山岳トンネル目地部のモルタル片はく落防止に「TA面木」を開発、戸田建設:山岳トンネル工事
戸田建設は、山岳トンネル工事のコンクリート打設で、凹凸形状により付着モルタル見落とさない「TA面木」を開発した。付着モルタルを確実に除去できるため、トンネル供用中にはく落して通行車両を損傷させる事故を防げる。
戸田建設は2025年6月23日、山岳トンネル覆工コンクリート目地部でモルタル片のはく落による事故リスク低減を目的に、付着モルタルの視認性を大幅に向上させる凹凸付き面木「TA面木(Trim Assist=整形補助面木)を開発したと公表した。
凹凸形状で付着モルタルの視認性を向上して確実に除去
山岳トンネルの内面に施工される覆工コンクリートには、約10メートルごとに施工区間の継ぎ目となる打継ぎ目地がトンネル横断方向に設けられる。目地部では、コンクリート打設時に面木(継目の角を取るための三角形状の型枠材)と先に打設された覆工との隙間に、モルタル分が付着することがある。通常は脱型後の仕上げ作業で除去されるが、表面が平滑になるため分かりづらく見落とされることがあり、はく落して通行車両を損傷させるリスクがあった。
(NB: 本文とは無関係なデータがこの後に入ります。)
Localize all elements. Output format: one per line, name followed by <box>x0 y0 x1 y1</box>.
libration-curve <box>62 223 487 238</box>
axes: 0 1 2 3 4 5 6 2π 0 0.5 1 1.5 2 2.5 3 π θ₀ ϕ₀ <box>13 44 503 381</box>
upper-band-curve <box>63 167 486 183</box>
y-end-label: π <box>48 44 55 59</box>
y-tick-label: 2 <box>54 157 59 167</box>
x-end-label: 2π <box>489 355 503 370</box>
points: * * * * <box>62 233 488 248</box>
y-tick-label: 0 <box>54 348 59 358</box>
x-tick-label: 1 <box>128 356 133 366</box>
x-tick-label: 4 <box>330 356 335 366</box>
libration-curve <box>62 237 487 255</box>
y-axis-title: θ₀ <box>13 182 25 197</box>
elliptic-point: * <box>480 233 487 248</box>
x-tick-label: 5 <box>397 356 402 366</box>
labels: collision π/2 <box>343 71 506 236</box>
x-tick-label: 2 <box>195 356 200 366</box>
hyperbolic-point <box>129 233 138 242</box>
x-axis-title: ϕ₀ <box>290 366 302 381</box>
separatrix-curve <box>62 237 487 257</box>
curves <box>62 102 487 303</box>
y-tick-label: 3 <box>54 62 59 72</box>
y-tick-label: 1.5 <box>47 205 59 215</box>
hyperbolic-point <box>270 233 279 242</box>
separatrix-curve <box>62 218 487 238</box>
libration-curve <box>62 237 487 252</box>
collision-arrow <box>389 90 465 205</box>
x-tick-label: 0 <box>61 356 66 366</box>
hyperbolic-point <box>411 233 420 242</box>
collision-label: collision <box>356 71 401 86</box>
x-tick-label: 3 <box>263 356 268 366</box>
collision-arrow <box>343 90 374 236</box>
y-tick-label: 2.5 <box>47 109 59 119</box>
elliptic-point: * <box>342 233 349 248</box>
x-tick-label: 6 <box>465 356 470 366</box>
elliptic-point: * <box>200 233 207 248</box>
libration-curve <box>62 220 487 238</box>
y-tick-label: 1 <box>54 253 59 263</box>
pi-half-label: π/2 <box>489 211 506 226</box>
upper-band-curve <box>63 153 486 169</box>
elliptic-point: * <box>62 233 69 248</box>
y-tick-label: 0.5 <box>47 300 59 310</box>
そこで新開発のTA面木は、目地部に用いる面木の形状を改良し、先に打設された覆工と接する面に溝を2列設け、凹凸を付けた。付着したモルタル分の表面に凹凸が生じて視認性が向上し、型枠脱型後の仕上げ作業時に見落とされず、確実にモルタル分を除去できる。
新名神高速道路の宇治田原トンネル東工事と木与第1トンネル工事で実証実験を行った。結果、目地部に付着したモルタル分の表面に想定通りの凹凸が生じ、視認性が向上することが確認された。
戸田建設は今後、目地部のモルタル片はく落防止対策としてTA面木の適用を拡大していく。面木をさらに改良し、モルタルの付着自体を抑制する技術の開発にも取り組む。